My name is Javier Garcia and I’m a 4th-year Ph.D. candidate in Biochemistry, Molecular, Cellular, and Developmental Biology (BMCDB) at the University of California, Davis. I’m from a primarily agricultural town called Hollister in CA (no, not the store).

I’m also a first-generation Mexican-American from a low-income migrant, farm-working background, and became the first person in my family to earn a college degree.

I attended Fresno State for my Bachelor’s and Cal State Los Angeles for my Master’s degree.

In addition to my graduate work, I help run a local community college STEM center dedicated to promoting underrepresented groups in science. This experience has also helped me grow by supporting STEM in a different light. I’ve wanted to integrate diversity in science in my graduate training to continue to support underrepresented groups in science.
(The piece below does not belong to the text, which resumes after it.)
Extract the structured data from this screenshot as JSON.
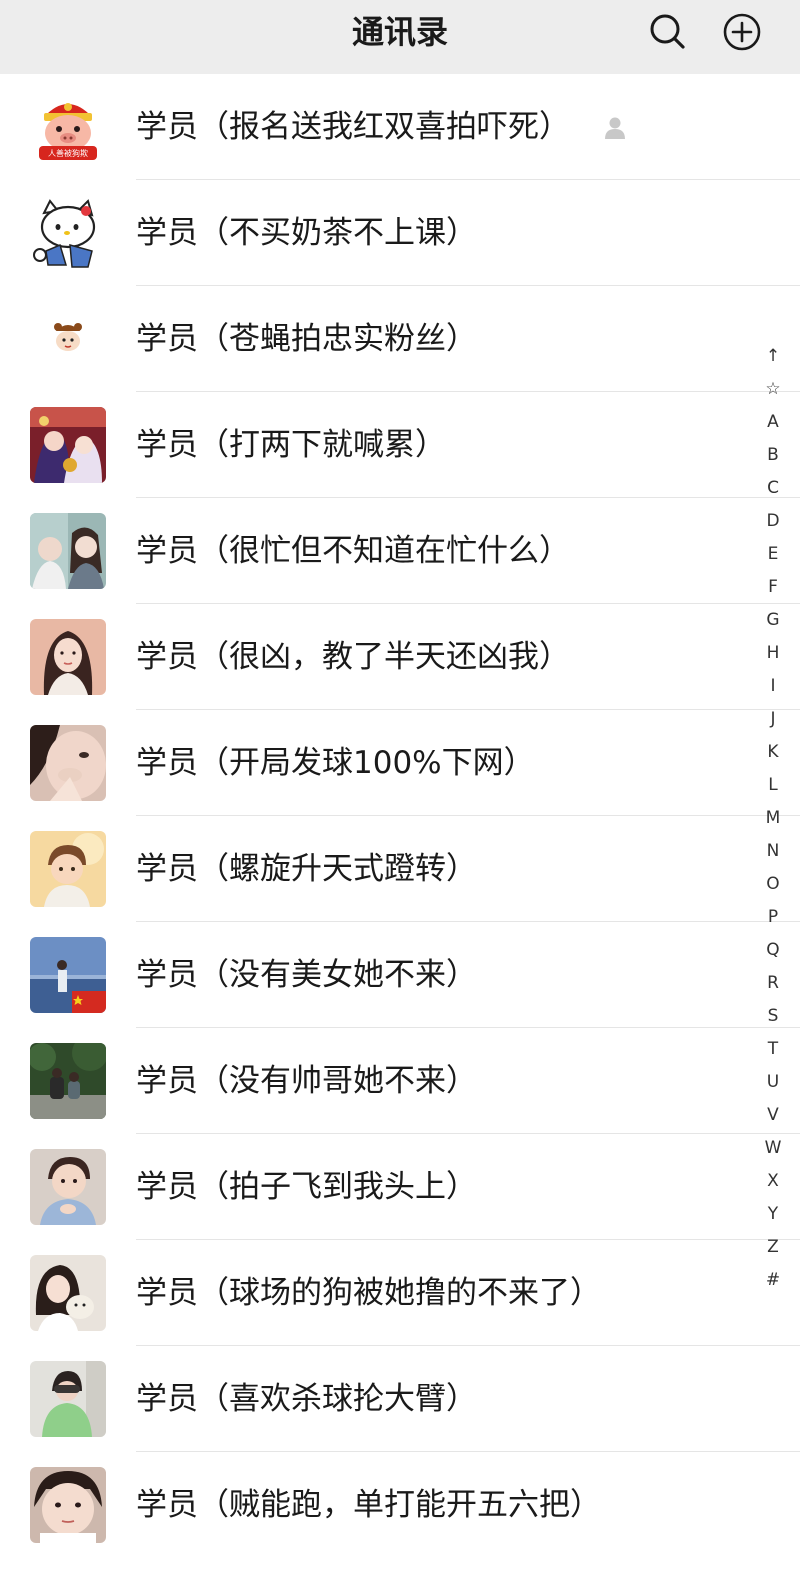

My current research is focused on infectious diseases, particularly fungal disease. I study Coccidioides, a fungal pathogen responsible for Valley Fever endemic in California’s Central Valley where the majority of infections occur. Amongst a myriad of complications, these infections cause fungal nodules in the lung which resemble lung tumors and are misdiagnosed as cancer. 

My research has focused on developing a noninvasive detection platform of pulmonary infection along with identifying novel virulence factors. This disease infects people who work in agriculture since this fungus is found in the soil causing severe morbidity and mortality in these populations. It’s incredibly moving to work in a field of research where the knowledge is very limited while simultaneously helping the community I came from.  

I love connecting with new people – let’s connect!

3 FUN(gi) Facts 

1. Fungi eat by absorptive nutrition meaning they secrete digestive enzymes on their food and reabsorb the digested molecules. Imagine throwing up stomach acid on your food and eating the digested material – makes potluck no fun. 

2. The yeast you use to make bread is also a powerful tool for studying human diseases. Saccharomyces cerevisiae is a fungi that has been used as a model organism for biologists to study human proteins and basic cellular processes involved in cancer and aging. 

3. Fungi are thought to be one of the factors that led to the demise of the dinosaur era and the flourishing of mammalian species.